そうなんです(笑)しかし、普段はシナリオを書いている人たちですから、映画の現場のことをよく知らないのですが、彼女たちも実際自分が書いた脚本が、生身の俳優さんたちが動き、セリフとなって声になる瞬間というのは、かなり感動しただろうなって思います。

衣装はほとんど俳優の自前。全員が一丸となった現場

XXX 矢崎仁司監督 チュープロ さよならのはじめかた

映画『XXX』より『さよならのはじめかた』のワンシーン

―今回の撮影はすべて山梨県で行われたとのことですが、どうして山梨だったのでしょうか?

これで映画にするとなり、脚本を共感してくれた人たちがみんな集まってくれたのですが、いかんせん交通費と食費ぐらいが集まっただけで、このまま撮影に入ったとして制作実行費としてはかなり厳しかったんです。そこで、山梨の僕の実家にみんなで雑魚寝して撮ろうかって話になり、山梨で撮影することに決めました。

―そこまでして撮ろうとしたのは、チュープロのみなさんの熱意が大きかったのでしょうか?

そうですね。それと、自分も最近は商業映画が多かったので、初心に帰ろうかなと思ったのもあります。あの頃の映画作りを、もう一度やってみようかなというタイミングでもありましたね。

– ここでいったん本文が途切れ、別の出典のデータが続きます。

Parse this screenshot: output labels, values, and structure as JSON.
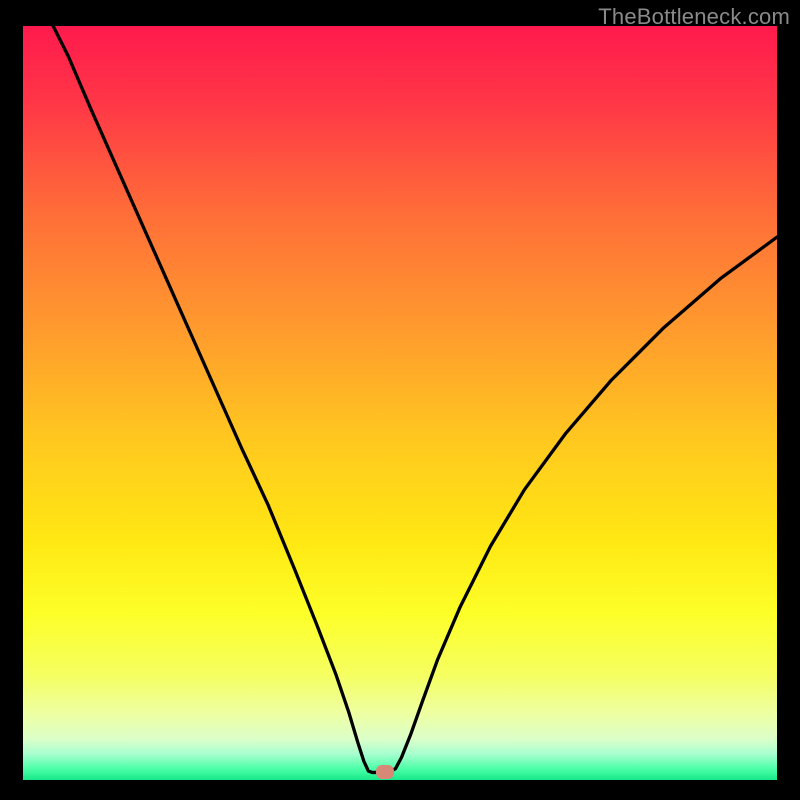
{
  "watermark": "TheBottleneck.com",
  "marker": {
    "x_pct": 48.0,
    "y_pct": 99.0,
    "color": "#d88876"
  },
  "background_gradient": {
    "stops": [
      {
        "offset": 0.0,
        "color": "#ff1a4d"
      },
      {
        "offset": 0.1,
        "color": "#ff3647"
      },
      {
        "offset": 0.25,
        "color": "#ff6e38"
      },
      {
        "offset": 0.4,
        "color": "#ff9a2e"
      },
      {
        "offset": 0.55,
        "color": "#ffc81f"
      },
      {
        "offset": 0.68,
        "color": "#ffe713"
      },
      {
        "offset": 0.78,
        "color": "#fdff28"
      },
      {
        "offset": 0.86,
        "color": "#f5ff60"
      },
      {
        "offset": 0.91,
        "color": "#eeffa0"
      },
      {
        "offset": 0.945,
        "color": "#dcffc8"
      },
      {
        "offset": 0.965,
        "color": "#aaffd0"
      },
      {
        "offset": 0.985,
        "color": "#4dffa8"
      },
      {
        "offset": 1.0,
        "color": "#17e887"
      }
    ]
  },
  "curve": {
    "stroke": "#000000",
    "stroke_width": 3.3,
    "points_pct": [
      [
        4.0,
        0.0
      ],
      [
        6.0,
        4.0
      ],
      [
        9.0,
        11.0
      ],
      [
        13.0,
        20.0
      ],
      [
        17.0,
        29.0
      ],
      [
        21.0,
        38.0
      ],
      [
        25.0,
        47.0
      ],
      [
        29.0,
        56.0
      ],
      [
        32.5,
        63.5
      ],
      [
        36.0,
        72.0
      ],
      [
        39.0,
        79.5
      ],
      [
        41.5,
        86.0
      ],
      [
        43.2,
        91.0
      ],
      [
        44.4,
        95.0
      ],
      [
        45.2,
        97.5
      ],
      [
        45.8,
        98.8
      ],
      [
        46.3,
        99.0
      ],
      [
        48.5,
        99.0
      ],
      [
        49.4,
        98.5
      ],
      [
        50.2,
        97.0
      ],
      [
        51.4,
        94.0
      ],
      [
        53.0,
        89.5
      ],
      [
        55.0,
        84.0
      ],
      [
        58.0,
        77.0
      ],
      [
        62.0,
        69.0
      ],
      [
        66.5,
        61.5
      ],
      [
        72.0,
        54.0
      ],
      [
        78.0,
        47.0
      ],
      [
        85.0,
        40.0
      ],
      [
        92.5,
        33.5
      ],
      [
        100.0,
        28.0
      ]
    ]
  },
  "chart_data": {
    "type": "line",
    "title": "",
    "xlabel": "",
    "ylabel": "",
    "xlim": [
      0,
      100
    ],
    "ylim": [
      0,
      100
    ],
    "series": [
      {
        "name": "bottleneck-curve",
        "x": [
          4.0,
          6.0,
          9.0,
          13.0,
          17.0,
          21.0,
          25.0,
          29.0,
          32.5,
          36.0,
          39.0,
          41.5,
          43.2,
          44.4,
          45.2,
          45.8,
          46.3,
          48.5,
          49.4,
          50.2,
          51.4,
          53.0,
          55.0,
          58.0,
          62.0,
          66.5,
          72.0,
          78.0,
          85.0,
          92.5,
          100.0
        ],
        "y": [
          100.0,
          96.0,
          89.0,
          80.0,
          71.0,
          62.0,
          53.0,
          44.0,
          36.5,
          28.0,
          20.5,
          14.0,
          9.0,
          5.0,
          2.5,
          1.2,
          1.0,
          1.0,
          1.5,
          3.0,
          6.0,
          10.5,
          16.0,
          23.0,
          31.0,
          38.5,
          46.0,
          53.0,
          60.0,
          66.5,
          72.0
        ]
      }
    ],
    "marker_point": {
      "x": 48.0,
      "y": 1.0
    },
    "legend": false,
    "grid": false
  }
}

―本作のキャスティングはどういう風に決まったのでしょうか?

今回出資してくれた俳優のプロダクション、アンフィニーの斎藤緑さんが、彼女の人脈をフルに使って、この人がいいんじゃないかという人に「本当にお金の無い現場だよ?メイクさんもいないよ」とか「衣装も自前だよ」みたいに説明してもらったうえで、なおかつ、脚本に共感してくれた人を選んできてくれたんです。結局メイクは宮本真奈美さんが駆け付けてくれましたけど、衣装はほとんど俳優さんの自前でしたね。

―だから、すごくリアリティがあったんですね。

斎藤さんには、素晴らしい出会いを作っていただき感謝してますね。

XXX 矢崎仁司監督 チュープロ 背後の虚無

映画『XXX』より『背後の虚無』のワンシーン。劇中で登場するバイクは安居剣一郎さん(写真右)の私物

–{「おはなし」ではなく「人」}–

「信じて疑わない表現」というのがダメ

―実際に観させていただいて、オムニバス作品ではなくて1本のつながった作品なんじゃないかと途中思うほど5作品の順番が絶妙だと感じたのですが、矢崎監督の中では構成といいますか、順番というのはかなり考えられた?

そうですね。編集の目見田健さんとは結構話し合いました。単なる5本の短編のオムニバスにならないように「5本で1本の映画だ」ということをちゃんとやってみようかと、順番に関しては編集室で色々やりましたね。

―2番目のお話『背後の虚無』は同性愛がテーマのひとつである作品ですが、実際作品の中では同性愛である部分を大きく描いてはいませんよね?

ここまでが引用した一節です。